Mothers Teaching Daughters

Charlotte Collett, Interviewed by Christian Stegall, November 21, 2016



Charlotte Collett was born in Harlem, New York in 1951. She grew up in New York City during the 1950s and 60s and attended the State University of New York at Old Westbury and Columbia Teacher’s College, and received a PhD from New York University. In addition to teaching in New York City public schools for over 30 years, she has played the violin and sung the blues around the world.

I tried to raise Hazel, our daughter whom we adopted, with a sense of who she is as a black person in America, a black person in the world, and a sense of responsibility for what she has to do. Just take it to the next level. Whatever that level is, she has to be the best of whatever she can be, not for anybody else but for herself—and also for me too. I’ve got to admit that. I’m going to keep hitting that hammer on the head. I used to tell her read the paper, read the New York Times. You’ll see we’re at the top of the food chain and our responsibility at the top of the food chain is to keep moving and then seeing the opportunity that is here.
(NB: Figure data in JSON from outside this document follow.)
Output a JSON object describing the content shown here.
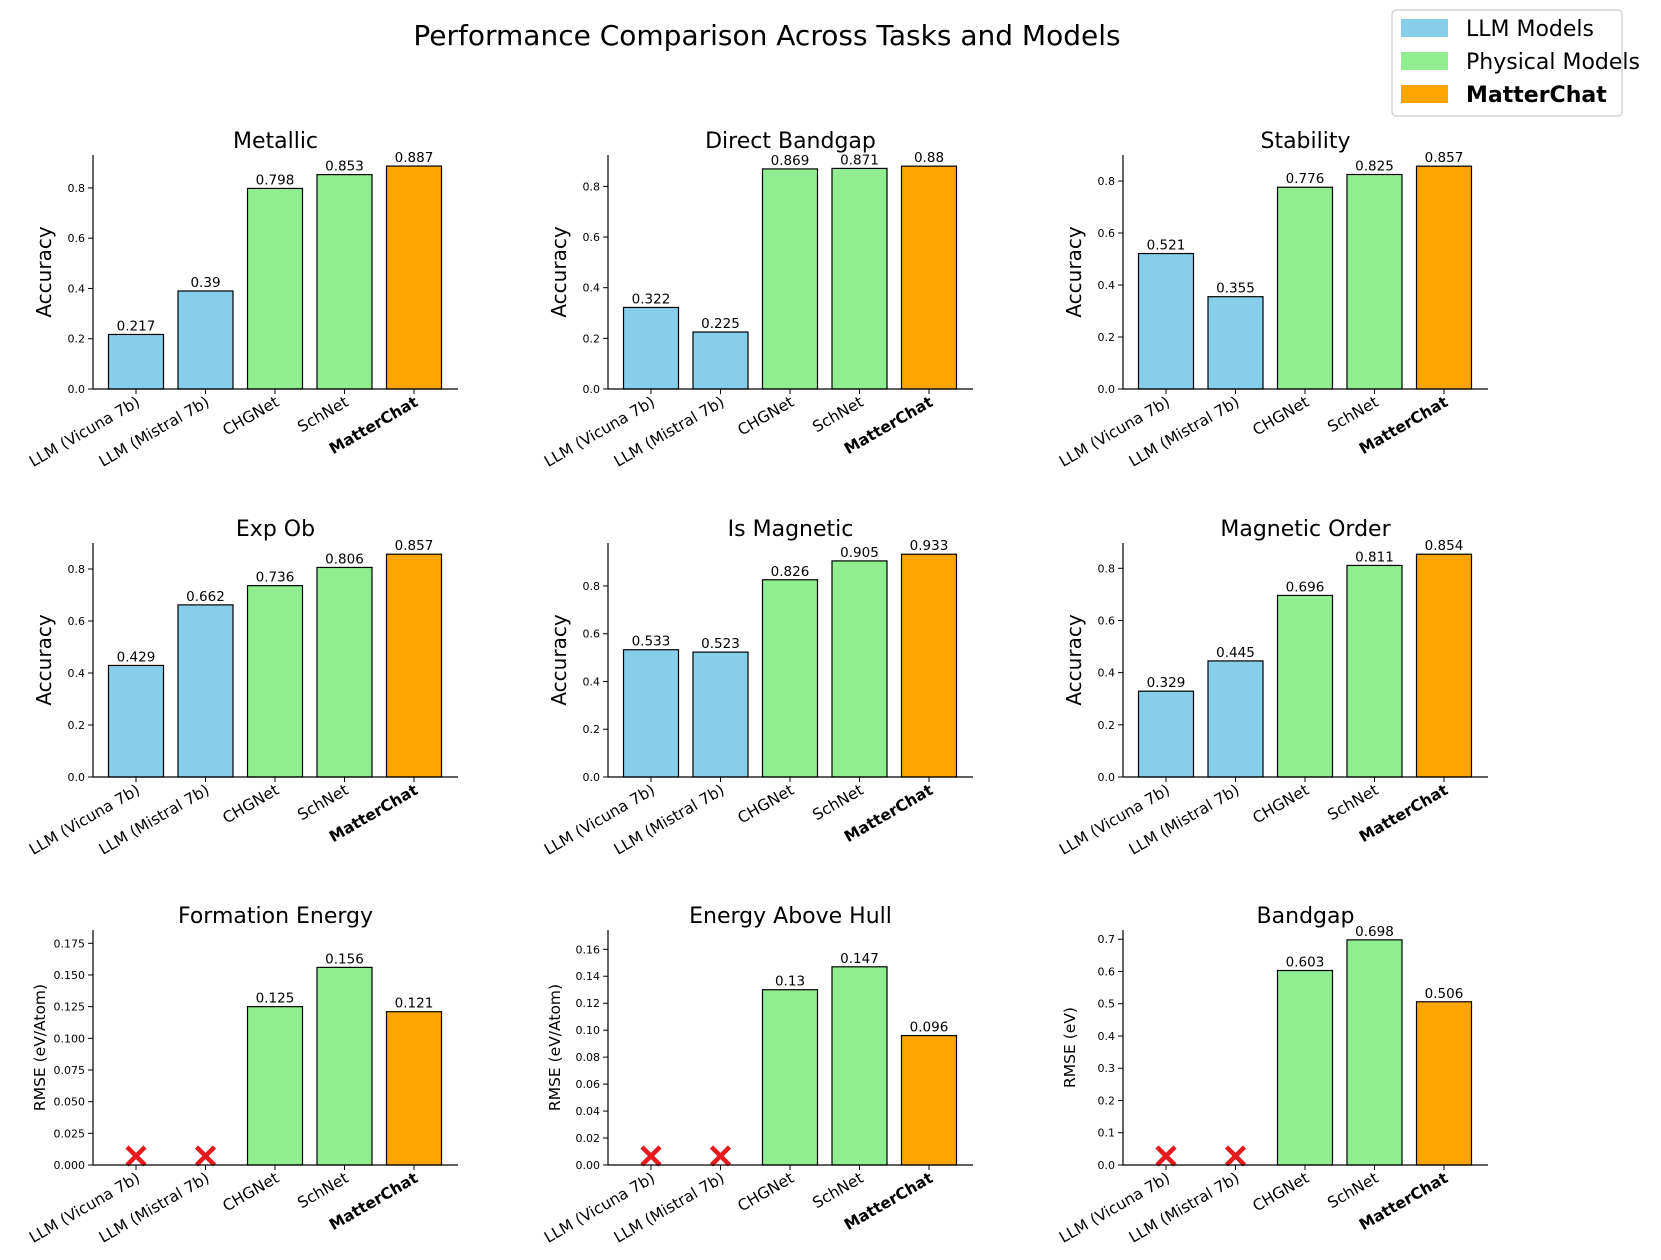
{
  "chart_data": {
    "title": "Performance Comparison Across Tasks and Models",
    "legend": {
      "placement": "top-right",
      "entries": [
        {
          "label": "LLM Models",
          "color": "#87ceeb",
          "bold": false
        },
        {
          "label": "Physical Models",
          "color": "#90ee90",
          "bold": false
        },
        {
          "label": "MatterChat",
          "color": "#ffa500",
          "bold": true
        }
      ]
    },
    "categories": [
      "LLM (Vicuna 7b)",
      "LLM (Mistral 7b)",
      "CHGNet",
      "SchNet",
      "MatterChat"
    ],
    "bar_colors": [
      "#87ceeb",
      "#87ceeb",
      "#90ee90",
      "#90ee90",
      "#ffa500"
    ],
    "missing_marker_color": "#e41a1c",
    "panels": [
      {
        "type": "bar",
        "title": "Metallic",
        "ylabel": "Accuracy",
        "values": [
          0.217,
          0.39,
          0.798,
          0.853,
          0.887
        ],
        "labels": [
          "0.217",
          "0.39",
          "0.798",
          "0.853",
          "0.887"
        ],
        "ylim": [
          0,
          0.931
        ],
        "yticks": [
          "0.0",
          "0.2",
          "0.4",
          "0.6",
          "0.8"
        ],
        "ytick_values": [
          0,
          0.2,
          0.4,
          0.6,
          0.8
        ],
        "missing": [
          false,
          false,
          false,
          false,
          false
        ]
      },
      {
        "type": "bar",
        "title": "Direct Bandgap",
        "ylabel": "Accuracy",
        "values": [
          0.322,
          0.225,
          0.869,
          0.871,
          0.88
        ],
        "labels": [
          "0.322",
          "0.225",
          "0.869",
          "0.871",
          "0.88"
        ],
        "ylim": [
          0,
          0.924
        ],
        "yticks": [
          "0.0",
          "0.2",
          "0.4",
          "0.6",
          "0.8"
        ],
        "ytick_values": [
          0,
          0.2,
          0.4,
          0.6,
          0.8
        ],
        "missing": [
          false,
          false,
          false,
          false,
          false
        ]
      },
      {
        "type": "bar",
        "title": "Stability",
        "ylabel": "Accuracy",
        "values": [
          0.521,
          0.355,
          0.776,
          0.825,
          0.857
        ],
        "labels": [
          "0.521",
          "0.355",
          "0.776",
          "0.825",
          "0.857"
        ],
        "ylim": [
          0,
          0.9
        ],
        "yticks": [
          "0.0",
          "0.2",
          "0.4",
          "0.6",
          "0.8"
        ],
        "ytick_values": [
          0,
          0.2,
          0.4,
          0.6,
          0.8
        ],
        "missing": [
          false,
          false,
          false,
          false,
          false
        ]
      },
      {
        "type": "bar",
        "title": "Exp Ob",
        "ylabel": "Accuracy",
        "values": [
          0.429,
          0.662,
          0.736,
          0.806,
          0.857
        ],
        "labels": [
          "0.429",
          "0.662",
          "0.736",
          "0.806",
          "0.857"
        ],
        "ylim": [
          0,
          0.9
        ],
        "yticks": [
          "0.0",
          "0.2",
          "0.4",
          "0.6",
          "0.8"
        ],
        "ytick_values": [
          0,
          0.2,
          0.4,
          0.6,
          0.8
        ],
        "missing": [
          false,
          false,
          false,
          false,
          false
        ]
      },
      {
        "type": "bar",
        "title": "Is Magnetic",
        "ylabel": "Accuracy",
        "values": [
          0.533,
          0.523,
          0.826,
          0.905,
          0.933
        ],
        "labels": [
          "0.533",
          "0.523",
          "0.826",
          "0.905",
          "0.933"
        ],
        "ylim": [
          0,
          0.98
        ],
        "yticks": [
          "0.0",
          "0.2",
          "0.4",
          "0.6",
          "0.8"
        ],
        "ytick_values": [
          0,
          0.2,
          0.4,
          0.6,
          0.8
        ],
        "missing": [
          false,
          false,
          false,
          false,
          false
        ]
      },
      {
        "type": "bar",
        "title": "Magnetic Order",
        "ylabel": "Accuracy",
        "values": [
          0.329,
          0.445,
          0.696,
          0.811,
          0.854
        ],
        "labels": [
          "0.329",
          "0.445",
          "0.696",
          "0.811",
          "0.854"
        ],
        "ylim": [
          0,
          0.897
        ],
        "yticks": [
          "0.0",
          "0.2",
          "0.4",
          "0.6",
          "0.8"
        ],
        "ytick_values": [
          0,
          0.2,
          0.4,
          0.6,
          0.8
        ],
        "missing": [
          false,
          false,
          false,
          false,
          false
        ]
      },
      {
        "type": "bar",
        "title": "Formation Energy",
        "ylabel": "RMSE (eV/Atom)",
        "values": [
          0,
          0,
          0.125,
          0.156,
          0.121
        ],
        "labels": [
          "",
          "",
          "0.125",
          "0.156",
          "0.121"
        ],
        "ylim": [
          0,
          0.1855
        ],
        "yticks": [
          "0.000",
          "0.025",
          "0.050",
          "0.075",
          "0.100",
          "0.125",
          "0.150",
          "0.175"
        ],
        "ytick_values": [
          0,
          0.025,
          0.05,
          0.075,
          0.1,
          0.125,
          0.15,
          0.175
        ],
        "missing": [
          true,
          true,
          false,
          false,
          false
        ]
      },
      {
        "type": "bar",
        "title": "Energy Above Hull",
        "ylabel": "RMSE (eV/Atom)",
        "values": [
          0,
          0,
          0.13,
          0.147,
          0.096
        ],
        "labels": [
          "",
          "",
          "0.13",
          "0.147",
          "0.096"
        ],
        "ylim": [
          0,
          0.1743
        ],
        "yticks": [
          "0.00",
          "0.02",
          "0.04",
          "0.06",
          "0.08",
          "0.10",
          "0.12",
          "0.14",
          "0.16"
        ],
        "ytick_values": [
          0,
          0.02,
          0.04,
          0.06,
          0.08,
          0.1,
          0.12,
          0.14,
          0.16
        ],
        "missing": [
          true,
          true,
          false,
          false,
          false
        ]
      },
      {
        "type": "bar",
        "title": "Bandgap",
        "ylabel": "RMSE (eV)",
        "values": [
          0,
          0,
          0.603,
          0.698,
          0.506
        ],
        "labels": [
          "",
          "",
          "0.603",
          "0.698",
          "0.506"
        ],
        "ylim": [
          0,
          0.7286
        ],
        "yticks": [
          "0.0",
          "0.1",
          "0.2",
          "0.3",
          "0.4",
          "0.5",
          "0.6",
          "0.7"
        ],
        "ytick_values": [
          0,
          0.1,
          0.2,
          0.3,
          0.4,
          0.5,
          0.6,
          0.7
        ],
        "missing": [
          true,
          true,
          false,
          false,
          false
        ]
      }
    ]
  }
}
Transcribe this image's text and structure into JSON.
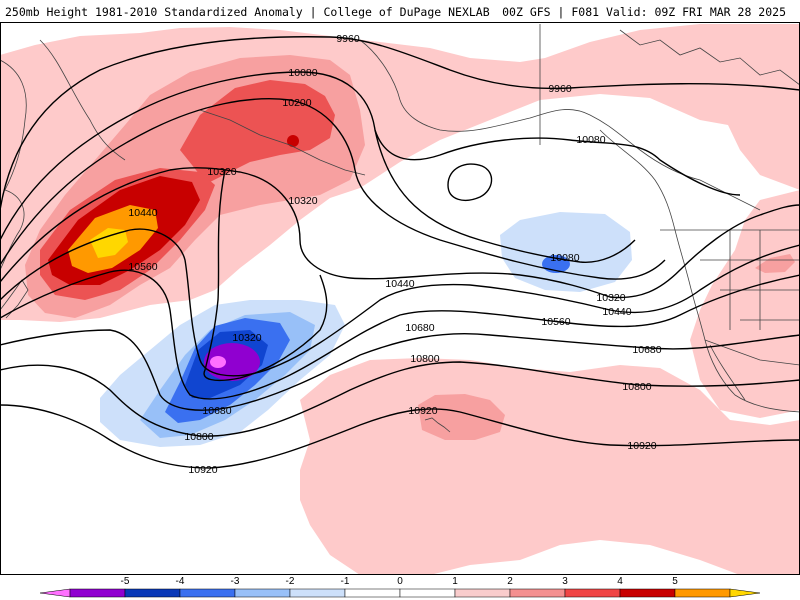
{
  "header": {
    "left_title": "250mb Height 1981-2010 Standardized Anomaly | College of DuPage NEXLAB",
    "right_title": "00Z GFS | F081 Valid: 09Z FRI MAR 28 2025"
  },
  "contours": [
    {
      "label": "9960"
    },
    {
      "label": "9960"
    },
    {
      "label": "10080"
    },
    {
      "label": "10200"
    },
    {
      "label": "10320"
    },
    {
      "label": "10320"
    },
    {
      "label": "10440"
    },
    {
      "label": "10560"
    },
    {
      "label": "10080"
    },
    {
      "label": "10080"
    },
    {
      "label": "10320"
    },
    {
      "label": "10320"
    },
    {
      "label": "10440"
    },
    {
      "label": "10440"
    },
    {
      "label": "10560"
    },
    {
      "label": "10680"
    },
    {
      "label": "10680"
    },
    {
      "label": "10680"
    },
    {
      "label": "10800"
    },
    {
      "label": "10800"
    },
    {
      "label": "10800"
    },
    {
      "label": "10920"
    },
    {
      "label": "10920"
    },
    {
      "label": "10920"
    }
  ],
  "colorbar": {
    "ticks": [
      "-5",
      "-4",
      "-3",
      "-2",
      "-1",
      "0",
      "1",
      "2",
      "3",
      "4",
      "5"
    ],
    "colors": [
      "#ff70ff",
      "#9000d0",
      "#0838b8",
      "#3a70f0",
      "#98c0f8",
      "#cde0fa",
      "#ffffff",
      "#ffffff",
      "#f9cccc",
      "#f49090",
      "#f04545",
      "#c80000",
      "#ff9900",
      "#ffd700"
    ]
  },
  "anomaly_colors": {
    "plus1": "#fecaca",
    "plus2": "#f7a0a0",
    "plus3": "#ec5353",
    "plus4": "#c80000",
    "plus5": "#ff9900",
    "plus6": "#ffd700",
    "minus1": "#cde0fa",
    "minus2": "#98c0f8",
    "minus3": "#3a70f0",
    "minus4": "#1045d0",
    "minus5": "#9000d0",
    "minus6": "#ff70ff"
  }
}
I used to tell my students that all of the time. It’s an interesting perspective being black because you see life from a lot of different angles, partially because you have to protect yourself in different environments and different situations. You have to learn how to codeswitch in order to protect yourself. You have to project your job. You have to protect your ass just in the street. You are polite, smiling, and always watchful because there is always a subtitle going on in your head about what’s happening on the surface and what’s really happening. I can see trouble coming at me. I really can. You learn that sixth sense, more than Jon does because he hasn’t had to survive the same way. It’s something I tried to teach Hazel. My mother used to have a saying “If it don’t kill you, it’ll make you fat.” You heard that one? [laughing] Yeah, if it don’t kill you, it’ll make you fat. You just keep getting up and you keep going.